The test is a simple, five-pointed symbol that consists of five circles, with a center circle representing a Democrat, and a circle representing an opponent.
This means that the party’s candidates must score between 0 and 100 on this test if they want to be considered an electable candidate.
The party’s political compass has a rating range of 1 to 5, meaning that the range is dependent on the candidate’s level of commitment to the issues the party cares about.
A party’s compass score is a key indicator of a candidate’s electability, as it is the most reliable indicator of the party and its prospects for success in the future.
However, if the candidate has a score of less than 5, he or she is considered an “unknown” and cannot be considered for the nomination.
If a candidate has no compass score, the party must consider him or her for the general election, although the party can still choose to not consider the candidate.
The political compass test has been widely criticized as being ineffective at predicting the actual results of the 2016 elections.
This was most evident during the 2016 Republican primary, when several candidates scored poorly on the test and many failed to win the nomination for the Republican Party.
The political compass can be a powerful tool for evaluating a candidate in the eyes of voters, and it has been used by candidates to predict how likely they are to win.
The 2016 Republican Party is using a political constellations test to help predict how the party will fare in the 2018 midterm elections.
The compass test also helps predict the chances of a particular candidate winning the general elections.
For example, it predicts that Senator Marco Rubio will easily win the 2018 election.
This prediction is supported by data from the political compass and political compass scorecard, which show Rubio to have a compass score of 5 and a political score of 8, which indicates a moderate score of 1.
However a political point score of 0 indicates a zero.
The chart below shows the political scorecard for the 2018 general election in Florida.
The blue dots indicate the candidates scores for the political constellation test and the red dots indicate their scorecard scores.

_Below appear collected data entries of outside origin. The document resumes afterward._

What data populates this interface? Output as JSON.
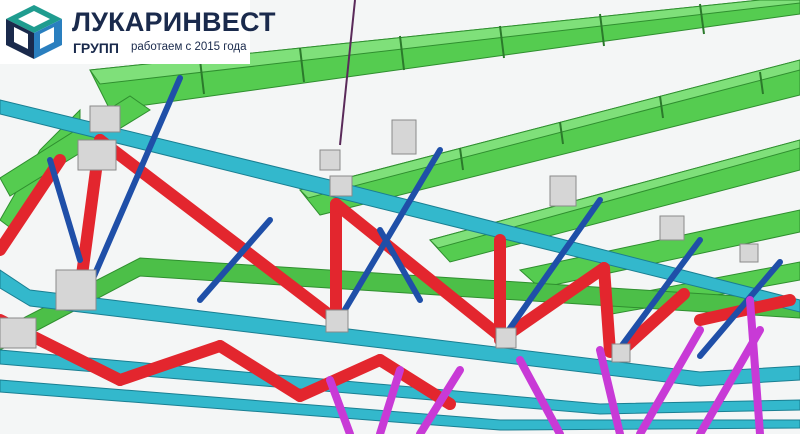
{
  "logo": {
    "company_name": "ЛУКАРИНВЕСТ",
    "group_label": "ГРУПП",
    "tagline": "работаем с 2015 года",
    "mark_icon": "cube-logo-icon"
  },
  "scene": {
    "subject": "3D model of steel roof truss structure",
    "colors": {
      "roof_beams": "#4cc94a",
      "chords": "#2fb3c8",
      "diagonals_red": "#e3262e",
      "braces_blue": "#1f4fa8",
      "members_magenta": "#c83ad6",
      "plates": "#d9d9d9"
    }
  }
}
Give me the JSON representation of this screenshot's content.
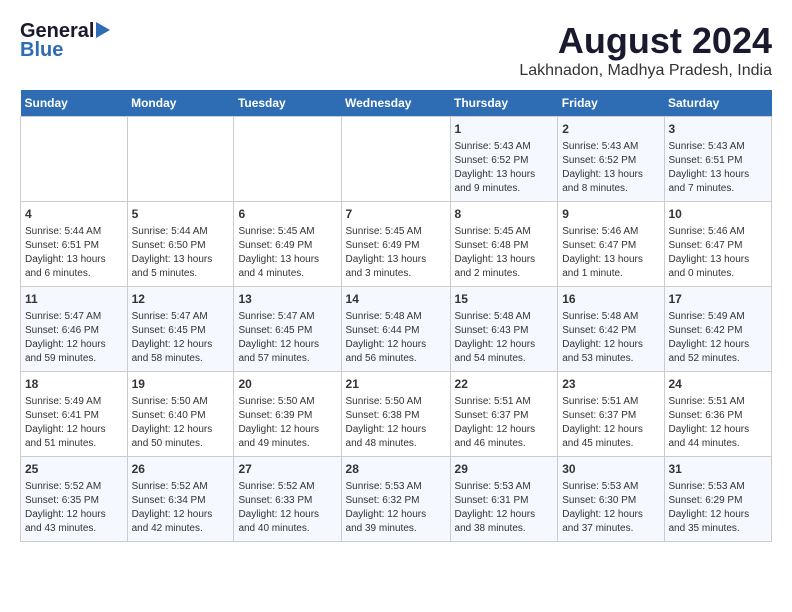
{
  "logo": {
    "general": "General",
    "blue": "Blue"
  },
  "title": "August 2024",
  "subtitle": "Lakhnadon, Madhya Pradesh, India",
  "days_header": [
    "Sunday",
    "Monday",
    "Tuesday",
    "Wednesday",
    "Thursday",
    "Friday",
    "Saturday"
  ],
  "weeks": [
    [
      {
        "day": "",
        "info": ""
      },
      {
        "day": "",
        "info": ""
      },
      {
        "day": "",
        "info": ""
      },
      {
        "day": "",
        "info": ""
      },
      {
        "day": "1",
        "info": "Sunrise: 5:43 AM\nSunset: 6:52 PM\nDaylight: 13 hours\nand 9 minutes."
      },
      {
        "day": "2",
        "info": "Sunrise: 5:43 AM\nSunset: 6:52 PM\nDaylight: 13 hours\nand 8 minutes."
      },
      {
        "day": "3",
        "info": "Sunrise: 5:43 AM\nSunset: 6:51 PM\nDaylight: 13 hours\nand 7 minutes."
      }
    ],
    [
      {
        "day": "4",
        "info": "Sunrise: 5:44 AM\nSunset: 6:51 PM\nDaylight: 13 hours\nand 6 minutes."
      },
      {
        "day": "5",
        "info": "Sunrise: 5:44 AM\nSunset: 6:50 PM\nDaylight: 13 hours\nand 5 minutes."
      },
      {
        "day": "6",
        "info": "Sunrise: 5:45 AM\nSunset: 6:49 PM\nDaylight: 13 hours\nand 4 minutes."
      },
      {
        "day": "7",
        "info": "Sunrise: 5:45 AM\nSunset: 6:49 PM\nDaylight: 13 hours\nand 3 minutes."
      },
      {
        "day": "8",
        "info": "Sunrise: 5:45 AM\nSunset: 6:48 PM\nDaylight: 13 hours\nand 2 minutes."
      },
      {
        "day": "9",
        "info": "Sunrise: 5:46 AM\nSunset: 6:47 PM\nDaylight: 13 hours\nand 1 minute."
      },
      {
        "day": "10",
        "info": "Sunrise: 5:46 AM\nSunset: 6:47 PM\nDaylight: 13 hours\nand 0 minutes."
      }
    ],
    [
      {
        "day": "11",
        "info": "Sunrise: 5:47 AM\nSunset: 6:46 PM\nDaylight: 12 hours\nand 59 minutes."
      },
      {
        "day": "12",
        "info": "Sunrise: 5:47 AM\nSunset: 6:45 PM\nDaylight: 12 hours\nand 58 minutes."
      },
      {
        "day": "13",
        "info": "Sunrise: 5:47 AM\nSunset: 6:45 PM\nDaylight: 12 hours\nand 57 minutes."
      },
      {
        "day": "14",
        "info": "Sunrise: 5:48 AM\nSunset: 6:44 PM\nDaylight: 12 hours\nand 56 minutes."
      },
      {
        "day": "15",
        "info": "Sunrise: 5:48 AM\nSunset: 6:43 PM\nDaylight: 12 hours\nand 54 minutes."
      },
      {
        "day": "16",
        "info": "Sunrise: 5:48 AM\nSunset: 6:42 PM\nDaylight: 12 hours\nand 53 minutes."
      },
      {
        "day": "17",
        "info": "Sunrise: 5:49 AM\nSunset: 6:42 PM\nDaylight: 12 hours\nand 52 minutes."
      }
    ],
    [
      {
        "day": "18",
        "info": "Sunrise: 5:49 AM\nSunset: 6:41 PM\nDaylight: 12 hours\nand 51 minutes."
      },
      {
        "day": "19",
        "info": "Sunrise: 5:50 AM\nSunset: 6:40 PM\nDaylight: 12 hours\nand 50 minutes."
      },
      {
        "day": "20",
        "info": "Sunrise: 5:50 AM\nSunset: 6:39 PM\nDaylight: 12 hours\nand 49 minutes."
      },
      {
        "day": "21",
        "info": "Sunrise: 5:50 AM\nSunset: 6:38 PM\nDaylight: 12 hours\nand 48 minutes."
      },
      {
        "day": "22",
        "info": "Sunrise: 5:51 AM\nSunset: 6:37 PM\nDaylight: 12 hours\nand 46 minutes."
      },
      {
        "day": "23",
        "info": "Sunrise: 5:51 AM\nSunset: 6:37 PM\nDaylight: 12 hours\nand 45 minutes."
      },
      {
        "day": "24",
        "info": "Sunrise: 5:51 AM\nSunset: 6:36 PM\nDaylight: 12 hours\nand 44 minutes."
      }
    ],
    [
      {
        "day": "25",
        "info": "Sunrise: 5:52 AM\nSunset: 6:35 PM\nDaylight: 12 hours\nand 43 minutes."
      },
      {
        "day": "26",
        "info": "Sunrise: 5:52 AM\nSunset: 6:34 PM\nDaylight: 12 hours\nand 42 minutes."
      },
      {
        "day": "27",
        "info": "Sunrise: 5:52 AM\nSunset: 6:33 PM\nDaylight: 12 hours\nand 40 minutes."
      },
      {
        "day": "28",
        "info": "Sunrise: 5:53 AM\nSunset: 6:32 PM\nDaylight: 12 hours\nand 39 minutes."
      },
      {
        "day": "29",
        "info": "Sunrise: 5:53 AM\nSunset: 6:31 PM\nDaylight: 12 hours\nand 38 minutes."
      },
      {
        "day": "30",
        "info": "Sunrise: 5:53 AM\nSunset: 6:30 PM\nDaylight: 12 hours\nand 37 minutes."
      },
      {
        "day": "31",
        "info": "Sunrise: 5:53 AM\nSunset: 6:29 PM\nDaylight: 12 hours\nand 35 minutes."
      }
    ]
  ]
}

The Democratic Party has adopted a compass test for its 2020 general election as well, but its candidates score is at an 8 on the compass test.
It’s unclear how many Republicans who are not on the political compasses compass score will actually vote for the party.
For now, the Democrats’ chances of winning the 2018 elections are likely to be limited by the number of unaffiliated voters who will be turned off by the party because of their political views.
The 2018 Republican Party has already shown that it can win elections if it is able to attract more conservative voters.
In a post-election analysis of the 2020 Republican Party’s Congressional slate, political compass scores were found to predict the House candidate of the candidate who won the primary, but not the general.